Here is a bit of a communication failure that really just fits the process. I flew back from Ankara via Dusseldorf yesterday and arrived safely. My single checked bag however has yet to arrive.
Waiting by the carousel as all the other bags squeaked round is a rather lonely experience but near to hand was the "Arrivals service team". I had the sticky baggage tag issued in Ankara that has the original and connecting flight details listed. The clerk cheerfully took down a few details and issued a lost bag receipt and uploaded a few details to the World tracer lost baggage tracking service.
The receipt had a URL for an online tracking web page for the baggage search process that showed the details I had submitted. Unfortunately the on-line version showed an incorrect baggage tag number, the last digit being one out. Such a flaw in the data was bound to fail the whole tracking service so I decided to call and correct the number.

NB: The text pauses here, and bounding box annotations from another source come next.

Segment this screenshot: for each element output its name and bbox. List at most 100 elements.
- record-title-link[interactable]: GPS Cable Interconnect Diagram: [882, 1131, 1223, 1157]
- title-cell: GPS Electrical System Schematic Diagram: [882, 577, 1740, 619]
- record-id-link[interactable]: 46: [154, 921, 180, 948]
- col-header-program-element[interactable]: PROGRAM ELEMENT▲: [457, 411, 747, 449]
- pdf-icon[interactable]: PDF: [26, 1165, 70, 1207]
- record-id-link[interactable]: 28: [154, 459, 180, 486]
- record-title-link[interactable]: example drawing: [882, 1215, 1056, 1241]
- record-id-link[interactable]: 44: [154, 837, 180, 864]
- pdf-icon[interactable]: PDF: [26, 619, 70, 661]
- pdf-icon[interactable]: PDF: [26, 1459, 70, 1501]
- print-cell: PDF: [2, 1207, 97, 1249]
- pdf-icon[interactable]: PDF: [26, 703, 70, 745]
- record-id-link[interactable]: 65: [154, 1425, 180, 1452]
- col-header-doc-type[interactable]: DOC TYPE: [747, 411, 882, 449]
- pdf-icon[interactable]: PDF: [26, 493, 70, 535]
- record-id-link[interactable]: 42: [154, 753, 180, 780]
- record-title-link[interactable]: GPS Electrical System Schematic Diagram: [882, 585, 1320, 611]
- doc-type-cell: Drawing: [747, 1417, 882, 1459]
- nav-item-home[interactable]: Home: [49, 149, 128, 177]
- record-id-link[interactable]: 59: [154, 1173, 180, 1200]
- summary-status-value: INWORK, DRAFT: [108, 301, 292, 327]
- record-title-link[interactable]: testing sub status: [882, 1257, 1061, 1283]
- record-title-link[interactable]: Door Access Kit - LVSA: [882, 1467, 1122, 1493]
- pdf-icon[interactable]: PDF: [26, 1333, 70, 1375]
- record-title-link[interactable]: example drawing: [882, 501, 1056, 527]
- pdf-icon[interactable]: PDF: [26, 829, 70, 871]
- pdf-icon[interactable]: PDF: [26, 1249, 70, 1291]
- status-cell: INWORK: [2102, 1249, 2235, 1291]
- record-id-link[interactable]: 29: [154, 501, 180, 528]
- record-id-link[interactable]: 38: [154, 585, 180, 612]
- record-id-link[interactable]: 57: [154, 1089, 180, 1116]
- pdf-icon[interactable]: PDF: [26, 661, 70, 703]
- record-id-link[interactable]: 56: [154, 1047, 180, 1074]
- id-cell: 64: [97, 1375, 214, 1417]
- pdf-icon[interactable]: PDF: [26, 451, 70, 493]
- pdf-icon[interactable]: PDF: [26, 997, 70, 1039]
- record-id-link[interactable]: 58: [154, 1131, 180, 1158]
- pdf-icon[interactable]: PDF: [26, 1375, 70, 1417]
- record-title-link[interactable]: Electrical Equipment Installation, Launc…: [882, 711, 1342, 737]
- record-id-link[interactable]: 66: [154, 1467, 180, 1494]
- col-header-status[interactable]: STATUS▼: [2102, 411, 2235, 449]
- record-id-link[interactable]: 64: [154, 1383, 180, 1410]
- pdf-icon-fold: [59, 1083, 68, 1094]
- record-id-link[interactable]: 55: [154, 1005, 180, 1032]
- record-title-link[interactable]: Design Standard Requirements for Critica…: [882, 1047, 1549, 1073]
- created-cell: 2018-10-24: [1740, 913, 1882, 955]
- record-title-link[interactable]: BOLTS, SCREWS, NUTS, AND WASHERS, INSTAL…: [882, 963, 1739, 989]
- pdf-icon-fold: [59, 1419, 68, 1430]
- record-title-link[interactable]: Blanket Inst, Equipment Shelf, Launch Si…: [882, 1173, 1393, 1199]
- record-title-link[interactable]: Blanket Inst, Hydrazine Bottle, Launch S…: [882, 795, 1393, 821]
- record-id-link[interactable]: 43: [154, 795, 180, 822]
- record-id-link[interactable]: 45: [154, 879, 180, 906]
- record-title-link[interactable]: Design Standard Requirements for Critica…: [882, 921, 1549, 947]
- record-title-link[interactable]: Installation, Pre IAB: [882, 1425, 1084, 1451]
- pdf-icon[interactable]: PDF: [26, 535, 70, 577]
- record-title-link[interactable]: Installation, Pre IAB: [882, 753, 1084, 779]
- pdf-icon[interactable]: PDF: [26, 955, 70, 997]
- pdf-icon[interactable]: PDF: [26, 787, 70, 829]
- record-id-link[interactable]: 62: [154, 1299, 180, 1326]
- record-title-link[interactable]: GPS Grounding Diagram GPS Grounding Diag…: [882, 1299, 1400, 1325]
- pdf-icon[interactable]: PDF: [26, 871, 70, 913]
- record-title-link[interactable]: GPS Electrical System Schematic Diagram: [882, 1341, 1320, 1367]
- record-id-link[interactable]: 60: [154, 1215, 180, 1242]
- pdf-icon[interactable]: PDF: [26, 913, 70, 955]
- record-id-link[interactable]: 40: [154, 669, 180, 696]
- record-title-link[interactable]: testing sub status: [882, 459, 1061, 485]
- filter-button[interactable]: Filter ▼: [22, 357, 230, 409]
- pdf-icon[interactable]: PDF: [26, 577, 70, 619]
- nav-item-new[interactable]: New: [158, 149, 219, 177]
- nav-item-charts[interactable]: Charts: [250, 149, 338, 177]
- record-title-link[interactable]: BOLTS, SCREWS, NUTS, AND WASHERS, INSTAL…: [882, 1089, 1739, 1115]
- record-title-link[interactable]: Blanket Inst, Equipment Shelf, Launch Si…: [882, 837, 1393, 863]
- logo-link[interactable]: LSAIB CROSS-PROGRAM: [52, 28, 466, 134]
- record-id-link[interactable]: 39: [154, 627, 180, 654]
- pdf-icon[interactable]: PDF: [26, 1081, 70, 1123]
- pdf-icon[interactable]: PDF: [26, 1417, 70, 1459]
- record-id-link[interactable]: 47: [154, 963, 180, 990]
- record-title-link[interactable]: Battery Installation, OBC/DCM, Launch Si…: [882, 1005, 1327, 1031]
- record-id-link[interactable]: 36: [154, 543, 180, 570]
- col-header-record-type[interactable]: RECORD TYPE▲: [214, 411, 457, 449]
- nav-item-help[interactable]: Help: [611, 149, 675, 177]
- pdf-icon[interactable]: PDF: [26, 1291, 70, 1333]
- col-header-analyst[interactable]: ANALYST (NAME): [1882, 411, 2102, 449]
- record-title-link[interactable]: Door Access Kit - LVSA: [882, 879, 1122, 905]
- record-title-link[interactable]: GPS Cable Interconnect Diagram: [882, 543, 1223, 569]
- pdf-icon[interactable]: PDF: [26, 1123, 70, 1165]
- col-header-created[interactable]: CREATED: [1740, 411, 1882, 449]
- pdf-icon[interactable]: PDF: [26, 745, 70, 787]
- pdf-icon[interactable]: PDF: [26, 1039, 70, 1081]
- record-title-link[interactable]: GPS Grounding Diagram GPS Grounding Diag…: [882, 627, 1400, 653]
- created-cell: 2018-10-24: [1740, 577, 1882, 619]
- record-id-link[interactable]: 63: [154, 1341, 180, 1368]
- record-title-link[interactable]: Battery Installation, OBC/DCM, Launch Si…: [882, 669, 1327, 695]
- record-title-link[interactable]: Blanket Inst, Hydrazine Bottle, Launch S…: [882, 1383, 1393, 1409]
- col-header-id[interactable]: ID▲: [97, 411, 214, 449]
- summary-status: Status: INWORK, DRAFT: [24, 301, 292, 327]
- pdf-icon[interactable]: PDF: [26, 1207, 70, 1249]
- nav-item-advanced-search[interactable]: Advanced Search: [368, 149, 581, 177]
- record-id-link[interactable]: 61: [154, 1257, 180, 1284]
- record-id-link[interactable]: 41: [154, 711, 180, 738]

Calling the Local Baggage Tracing office on the number listed on the receipt started a merry phone trail.
Calling 0800 408 1100 - gave the message "This number is no longer in service please redial another number."
Calling that number 0800 727800 - gave the message "This number is no longer in service please redial another number."
Calling that number 0844 493 0787 - gave a two level phone tree resulting in the message "Please call 0844 493 0785."
Calling that number eventually gave a vaguely helpful baggage tracing person. After updating the Baggage tag number to the correct value a search revealed that bag was likely to be still in Ankara. "A message will be sent and the bag hopefully delivered back to you." was the update. We will see how that turns out. Such a phone bounce around makes me think of an organisation held together with sticky tape and string. I hope that the planes are better maintained than this business processes.
The
IATA travellers faq as some useful information on lost baggage and its retrieval. Including the faq that "
globally 98.2% of all baggage travels with the passenger as planned" That works out at about 5 bags a plane going missing.
One item in the bag that I will be sad to loose was my trip reading
Time Restored - The Harrison timekeepers and R.T. Gould, the man who knew (almost) everything" by Jonathan Betts. This excellent biography of the restorer of the first experimental Marine chronometers follows it's subject through the interesting parts of his life. Staring with a brief naval career, an ugly divorce, through the intense restoration work and on to radio celebrity status. An intriguing life from the last century of a fragile genius who first restored the important Harrison "longitude" clocks.
As for that festering bag of washing with the book - if they don't get that bag back to me soon I am sure it will be declared a Bio-hazard and humanly destroyed.